San Lorenzo in Carmignano, un’area ritrovata e ancora dimenticata
Le associazioni sollecitano il Comune. Favia: “Far rivivere la memoria”
La chiesetta rurale di San Lorenzo in Carmignano è restaurata, consegnata al Comune due mesi fa circa ma è ancora chiusa e lasciata a sé stessa, compreso lo spazio intorno. “Il luogo è infestato da erbacce, il prato e gli alberi, posti a dimora per rendere l’area più gradevole, già risentono della mancata irrigazione e sono in via di disseccamento”. Lo hanno fatto presente all’amministrazione comunale con una pec le associazioni Salice Nuovo-San Lorenzo in Carmignano APS, Italia Nostra, Legambiente Circolo Gaia e Arci Circolo Maria Schinaia di Foggia. “Manca l’illuminazione- dice Carmine Ricciardi del direttivo Salice Nuovo- e l’impianto di videosorveglianza che c’è non funziona. Inoltre, al centro del piazzale antistante la chiesa è stata posizionata dall’Amiu una campana del vetro che, con ogni probabilità, sarà ricettacolo di rifiuti diversi e testimonia la poca attenzione estetica e culturale”.
Si attende anche la concessione della chiesa, da parte del Comune, alla Curia. Ricciardi anticipa che, su questa direttrice verso l’Incornata, includendo Masseria Pantano e Masseria Giardino, la sua associazione ha in mente un progetto ben più ampio. La riapertura della chiesetta rurale sarebbe solo l’inizio, ammettendo che la realizzazione di ciò che ha in mente Aps sia fattibile e su cui non fornisce ulteriori dettagli.
Le associazioni insistono sul valore di memoria storica del luogo, si richiamano a Federico II che, nella Domus Pantani più avanti, verso il centro di Foggia, aveva avuto una sua residenza. “Sarebbe un ottimo centro di aggregazione questo luogo, ora privo di ogni tutela di sicurezza, attenzione e decoro”.

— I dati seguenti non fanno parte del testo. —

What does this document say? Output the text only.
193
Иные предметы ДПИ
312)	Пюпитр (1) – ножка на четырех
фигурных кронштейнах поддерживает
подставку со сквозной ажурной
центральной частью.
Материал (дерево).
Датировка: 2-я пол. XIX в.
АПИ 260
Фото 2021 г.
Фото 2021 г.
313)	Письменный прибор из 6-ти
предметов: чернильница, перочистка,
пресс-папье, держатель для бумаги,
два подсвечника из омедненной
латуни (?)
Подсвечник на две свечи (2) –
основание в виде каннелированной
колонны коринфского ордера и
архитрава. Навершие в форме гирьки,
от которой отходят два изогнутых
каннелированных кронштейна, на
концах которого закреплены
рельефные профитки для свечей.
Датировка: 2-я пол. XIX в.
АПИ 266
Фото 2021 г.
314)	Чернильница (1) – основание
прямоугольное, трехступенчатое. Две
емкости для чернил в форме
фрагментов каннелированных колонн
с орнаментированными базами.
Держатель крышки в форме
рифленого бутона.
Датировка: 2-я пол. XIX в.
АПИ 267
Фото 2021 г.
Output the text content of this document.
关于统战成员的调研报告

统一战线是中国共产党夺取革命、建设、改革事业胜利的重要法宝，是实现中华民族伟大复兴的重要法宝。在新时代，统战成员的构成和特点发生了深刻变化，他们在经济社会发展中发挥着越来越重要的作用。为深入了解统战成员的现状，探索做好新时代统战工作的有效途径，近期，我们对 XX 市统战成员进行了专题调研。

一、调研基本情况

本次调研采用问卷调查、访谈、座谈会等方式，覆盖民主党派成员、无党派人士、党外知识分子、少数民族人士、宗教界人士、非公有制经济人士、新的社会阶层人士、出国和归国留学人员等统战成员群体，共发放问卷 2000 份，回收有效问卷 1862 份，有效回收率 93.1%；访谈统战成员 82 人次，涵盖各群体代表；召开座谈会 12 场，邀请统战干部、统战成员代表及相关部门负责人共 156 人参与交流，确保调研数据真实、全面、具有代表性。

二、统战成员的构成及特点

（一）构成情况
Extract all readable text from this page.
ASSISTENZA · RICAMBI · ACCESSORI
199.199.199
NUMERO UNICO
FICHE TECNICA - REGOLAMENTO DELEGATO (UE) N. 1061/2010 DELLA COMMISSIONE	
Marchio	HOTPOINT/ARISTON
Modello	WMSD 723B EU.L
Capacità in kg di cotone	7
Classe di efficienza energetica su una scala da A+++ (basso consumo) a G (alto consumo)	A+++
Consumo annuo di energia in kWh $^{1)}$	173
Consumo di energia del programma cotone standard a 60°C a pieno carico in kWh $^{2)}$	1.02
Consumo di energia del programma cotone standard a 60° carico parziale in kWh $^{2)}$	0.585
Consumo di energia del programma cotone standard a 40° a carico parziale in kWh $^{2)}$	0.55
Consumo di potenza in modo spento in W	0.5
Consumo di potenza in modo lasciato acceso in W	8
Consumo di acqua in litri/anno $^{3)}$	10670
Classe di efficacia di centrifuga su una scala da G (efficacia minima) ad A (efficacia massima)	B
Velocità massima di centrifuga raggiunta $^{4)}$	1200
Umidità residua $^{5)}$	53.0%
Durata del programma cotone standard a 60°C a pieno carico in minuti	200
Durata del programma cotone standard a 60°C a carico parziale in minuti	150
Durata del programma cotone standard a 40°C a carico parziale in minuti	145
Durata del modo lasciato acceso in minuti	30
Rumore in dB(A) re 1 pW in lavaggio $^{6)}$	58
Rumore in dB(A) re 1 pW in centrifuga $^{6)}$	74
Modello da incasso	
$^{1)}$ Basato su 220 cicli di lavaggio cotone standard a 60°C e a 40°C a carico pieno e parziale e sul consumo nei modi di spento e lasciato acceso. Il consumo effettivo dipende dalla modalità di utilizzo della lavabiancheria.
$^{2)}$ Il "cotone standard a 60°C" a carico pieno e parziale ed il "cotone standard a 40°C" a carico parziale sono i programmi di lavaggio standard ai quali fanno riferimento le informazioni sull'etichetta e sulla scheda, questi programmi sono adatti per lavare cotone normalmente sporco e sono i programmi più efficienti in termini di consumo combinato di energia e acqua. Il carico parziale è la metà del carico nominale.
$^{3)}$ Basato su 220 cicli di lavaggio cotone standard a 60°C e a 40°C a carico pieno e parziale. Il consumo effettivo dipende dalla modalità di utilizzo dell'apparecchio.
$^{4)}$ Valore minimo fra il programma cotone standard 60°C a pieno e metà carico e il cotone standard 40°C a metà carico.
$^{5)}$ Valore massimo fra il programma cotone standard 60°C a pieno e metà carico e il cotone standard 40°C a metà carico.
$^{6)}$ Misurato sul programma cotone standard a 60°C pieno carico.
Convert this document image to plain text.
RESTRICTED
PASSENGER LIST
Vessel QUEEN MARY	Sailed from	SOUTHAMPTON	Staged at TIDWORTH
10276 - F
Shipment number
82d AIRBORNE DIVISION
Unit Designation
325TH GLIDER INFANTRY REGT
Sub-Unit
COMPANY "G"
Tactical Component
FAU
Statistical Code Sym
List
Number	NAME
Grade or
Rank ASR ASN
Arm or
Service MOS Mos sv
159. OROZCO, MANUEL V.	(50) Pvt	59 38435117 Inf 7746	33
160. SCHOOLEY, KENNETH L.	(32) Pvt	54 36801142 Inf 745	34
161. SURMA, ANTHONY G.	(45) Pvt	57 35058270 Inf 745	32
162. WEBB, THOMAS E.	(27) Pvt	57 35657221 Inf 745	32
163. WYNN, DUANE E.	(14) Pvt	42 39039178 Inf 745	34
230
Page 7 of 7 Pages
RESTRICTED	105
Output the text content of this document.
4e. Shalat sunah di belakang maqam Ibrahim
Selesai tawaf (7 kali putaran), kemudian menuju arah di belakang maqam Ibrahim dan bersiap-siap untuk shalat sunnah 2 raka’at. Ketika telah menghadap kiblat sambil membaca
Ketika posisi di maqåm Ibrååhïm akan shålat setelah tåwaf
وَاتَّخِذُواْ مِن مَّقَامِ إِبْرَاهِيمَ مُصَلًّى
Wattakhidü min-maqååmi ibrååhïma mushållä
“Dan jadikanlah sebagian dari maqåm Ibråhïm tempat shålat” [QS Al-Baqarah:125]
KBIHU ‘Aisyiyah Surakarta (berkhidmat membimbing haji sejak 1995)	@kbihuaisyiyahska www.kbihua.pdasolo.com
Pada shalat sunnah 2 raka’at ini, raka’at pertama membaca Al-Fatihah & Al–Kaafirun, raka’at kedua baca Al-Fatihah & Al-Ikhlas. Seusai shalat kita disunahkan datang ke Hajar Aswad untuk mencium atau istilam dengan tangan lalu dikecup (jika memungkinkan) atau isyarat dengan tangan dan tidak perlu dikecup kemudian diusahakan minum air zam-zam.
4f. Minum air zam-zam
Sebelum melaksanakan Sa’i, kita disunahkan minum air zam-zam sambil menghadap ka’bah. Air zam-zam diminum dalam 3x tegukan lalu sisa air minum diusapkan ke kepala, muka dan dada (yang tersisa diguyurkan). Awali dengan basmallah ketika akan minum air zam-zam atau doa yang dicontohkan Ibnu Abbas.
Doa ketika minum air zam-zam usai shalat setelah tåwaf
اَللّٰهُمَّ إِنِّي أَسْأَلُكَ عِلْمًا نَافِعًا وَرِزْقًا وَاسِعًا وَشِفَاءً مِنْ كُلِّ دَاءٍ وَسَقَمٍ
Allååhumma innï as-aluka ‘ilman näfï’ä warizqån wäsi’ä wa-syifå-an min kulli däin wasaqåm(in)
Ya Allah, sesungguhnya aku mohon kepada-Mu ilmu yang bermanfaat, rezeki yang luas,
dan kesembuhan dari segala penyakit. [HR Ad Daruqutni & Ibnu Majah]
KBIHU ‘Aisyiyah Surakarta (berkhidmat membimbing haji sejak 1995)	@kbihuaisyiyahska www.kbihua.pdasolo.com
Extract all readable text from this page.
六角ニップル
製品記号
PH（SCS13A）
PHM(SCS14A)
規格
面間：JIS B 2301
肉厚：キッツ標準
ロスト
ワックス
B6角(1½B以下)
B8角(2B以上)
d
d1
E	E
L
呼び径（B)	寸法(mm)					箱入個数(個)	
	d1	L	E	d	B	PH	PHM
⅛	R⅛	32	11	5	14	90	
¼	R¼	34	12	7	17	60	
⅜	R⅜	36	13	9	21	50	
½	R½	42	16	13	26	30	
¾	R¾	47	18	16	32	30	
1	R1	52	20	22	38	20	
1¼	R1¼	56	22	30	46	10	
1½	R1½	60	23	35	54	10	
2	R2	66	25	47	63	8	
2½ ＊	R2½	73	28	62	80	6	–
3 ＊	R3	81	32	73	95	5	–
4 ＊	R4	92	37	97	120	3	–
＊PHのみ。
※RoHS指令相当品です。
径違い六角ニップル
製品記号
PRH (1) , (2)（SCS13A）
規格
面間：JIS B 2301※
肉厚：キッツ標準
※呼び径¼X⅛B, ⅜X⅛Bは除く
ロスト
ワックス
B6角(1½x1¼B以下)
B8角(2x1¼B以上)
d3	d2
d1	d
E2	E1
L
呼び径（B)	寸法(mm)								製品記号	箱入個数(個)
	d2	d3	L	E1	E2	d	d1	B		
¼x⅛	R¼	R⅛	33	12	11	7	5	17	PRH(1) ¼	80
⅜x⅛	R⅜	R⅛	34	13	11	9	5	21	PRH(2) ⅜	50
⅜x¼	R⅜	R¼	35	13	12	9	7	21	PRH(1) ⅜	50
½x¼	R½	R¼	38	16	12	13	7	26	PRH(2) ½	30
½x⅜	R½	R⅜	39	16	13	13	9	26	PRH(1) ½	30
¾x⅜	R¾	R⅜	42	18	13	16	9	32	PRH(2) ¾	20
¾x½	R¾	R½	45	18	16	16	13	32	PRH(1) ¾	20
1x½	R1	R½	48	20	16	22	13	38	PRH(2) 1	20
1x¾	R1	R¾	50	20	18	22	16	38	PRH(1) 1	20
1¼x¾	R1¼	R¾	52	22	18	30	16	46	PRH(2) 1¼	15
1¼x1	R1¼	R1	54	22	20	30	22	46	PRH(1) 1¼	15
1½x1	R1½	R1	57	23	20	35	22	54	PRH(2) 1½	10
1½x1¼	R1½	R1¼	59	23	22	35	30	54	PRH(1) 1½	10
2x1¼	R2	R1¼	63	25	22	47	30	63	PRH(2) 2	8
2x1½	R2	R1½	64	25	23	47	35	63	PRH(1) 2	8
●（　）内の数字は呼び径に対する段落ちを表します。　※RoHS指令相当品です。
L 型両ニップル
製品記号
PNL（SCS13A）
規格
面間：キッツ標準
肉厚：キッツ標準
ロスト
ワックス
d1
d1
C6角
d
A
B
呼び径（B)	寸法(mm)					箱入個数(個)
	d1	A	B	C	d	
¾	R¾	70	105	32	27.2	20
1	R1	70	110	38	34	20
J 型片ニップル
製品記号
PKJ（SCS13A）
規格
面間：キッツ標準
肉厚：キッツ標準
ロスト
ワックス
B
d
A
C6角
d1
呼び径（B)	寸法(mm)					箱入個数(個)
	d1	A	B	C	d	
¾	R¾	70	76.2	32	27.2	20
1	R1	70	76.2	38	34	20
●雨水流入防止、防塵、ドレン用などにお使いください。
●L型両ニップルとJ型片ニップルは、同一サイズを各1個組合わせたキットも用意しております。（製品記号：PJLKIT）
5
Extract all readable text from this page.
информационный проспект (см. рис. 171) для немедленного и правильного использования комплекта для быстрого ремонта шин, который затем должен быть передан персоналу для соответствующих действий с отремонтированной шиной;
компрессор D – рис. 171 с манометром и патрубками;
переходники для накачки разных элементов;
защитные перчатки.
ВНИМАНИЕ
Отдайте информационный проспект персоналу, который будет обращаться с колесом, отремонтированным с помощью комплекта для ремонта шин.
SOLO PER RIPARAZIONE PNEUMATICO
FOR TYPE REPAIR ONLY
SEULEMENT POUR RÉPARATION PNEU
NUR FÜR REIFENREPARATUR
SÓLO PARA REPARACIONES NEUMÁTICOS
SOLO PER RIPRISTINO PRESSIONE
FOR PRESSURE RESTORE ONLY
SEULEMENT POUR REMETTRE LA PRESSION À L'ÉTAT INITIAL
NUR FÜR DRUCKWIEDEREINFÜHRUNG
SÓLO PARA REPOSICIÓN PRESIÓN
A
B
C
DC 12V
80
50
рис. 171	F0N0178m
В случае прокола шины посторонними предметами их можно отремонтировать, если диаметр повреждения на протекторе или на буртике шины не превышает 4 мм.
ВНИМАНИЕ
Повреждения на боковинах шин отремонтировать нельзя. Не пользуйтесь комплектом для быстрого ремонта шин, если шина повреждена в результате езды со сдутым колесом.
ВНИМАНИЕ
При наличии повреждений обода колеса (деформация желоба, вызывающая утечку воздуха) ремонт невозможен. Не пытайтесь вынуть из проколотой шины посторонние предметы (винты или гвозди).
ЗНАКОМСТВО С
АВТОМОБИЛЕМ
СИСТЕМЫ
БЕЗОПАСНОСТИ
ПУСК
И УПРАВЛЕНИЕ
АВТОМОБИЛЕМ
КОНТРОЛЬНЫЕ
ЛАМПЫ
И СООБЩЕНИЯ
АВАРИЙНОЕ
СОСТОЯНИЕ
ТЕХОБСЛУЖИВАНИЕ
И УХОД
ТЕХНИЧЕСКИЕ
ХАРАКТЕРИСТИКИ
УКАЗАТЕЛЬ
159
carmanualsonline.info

Finanziati da un Pis nel 2017 per 524mila euro, i lavori di restauro della chiesa – le mura erano fatiscenti e all’interno aveva preso dimora una stalla- sono stati appaltati nel 2018. Il suo rifacimento esterno a intonaco ha fatto molto discutere, qualcuno l’avrebbe preferito, più fedele all’originale.
Fra questi c’è il professore Giuliano Volpe, già rettore dell’Università di Foggia, archeologo: “Si poteva fare un restauro più attento, meno omogeneo e senza far sparire le stratificazioni”. Ricorda come, nella chiesa medioevale, ci fosse uno scriptorium e che i reperti archeologici ritrovati avrebbero potuto essere meglio valorizzati.
La chiesetta rurale, che ingloba strutture medievali sebbene non proprio federiciane, nella versione oggi sotto i nostri occhi è il rifacimento di un edificio moderno, del 1600-1700.
Il professore Pasquale Favia, docente di archeologia all’Università di Foggia, plaude all’attenzione che ritorna verso la chiesa e il sito in cui, proprio lui, nel 2006-2007, fece i primi scavi: “Il restauro eseguito è semplice, ha garantito la salvezza della chiesa ed è una fortuna rispetto ad altre che sono sparite. Noi trovammo dei reperti da tre tombe davanti all’edificio, si poteva mettere in evidenza ciò che c’era nella fase successiva di recupero. In ogni caso andiamo a oggi. Restaurarla per tenerla chiusa non ha senso, sarebbe invece un’occasione civica di distribuzione della memoria storica sul territorio. L’area del Salice nuovo, inoltre, di antico non conserva più nulla ma è caratterizzata da una crescente urbanizzazione e da un paesaggio che, complessivamente, non è dei migliori”.
Visita delle scolaresche, escursioni a piedi o in bicicletta, ricostruzioni virtuali della storia al suo interno, anche queste sono le idee di Favia. “Sarebbe un’attrazione per il turismo locale, per quello fuori regione dovremmo pensare a qualcosa di più grande, a un museo federiciano, a Masseria Pantano e ad altro”. Se Federico II continua a far parlare di sé nei convegni, ci sarebbero altre vie per ravvivarne la memoria e i luoghi.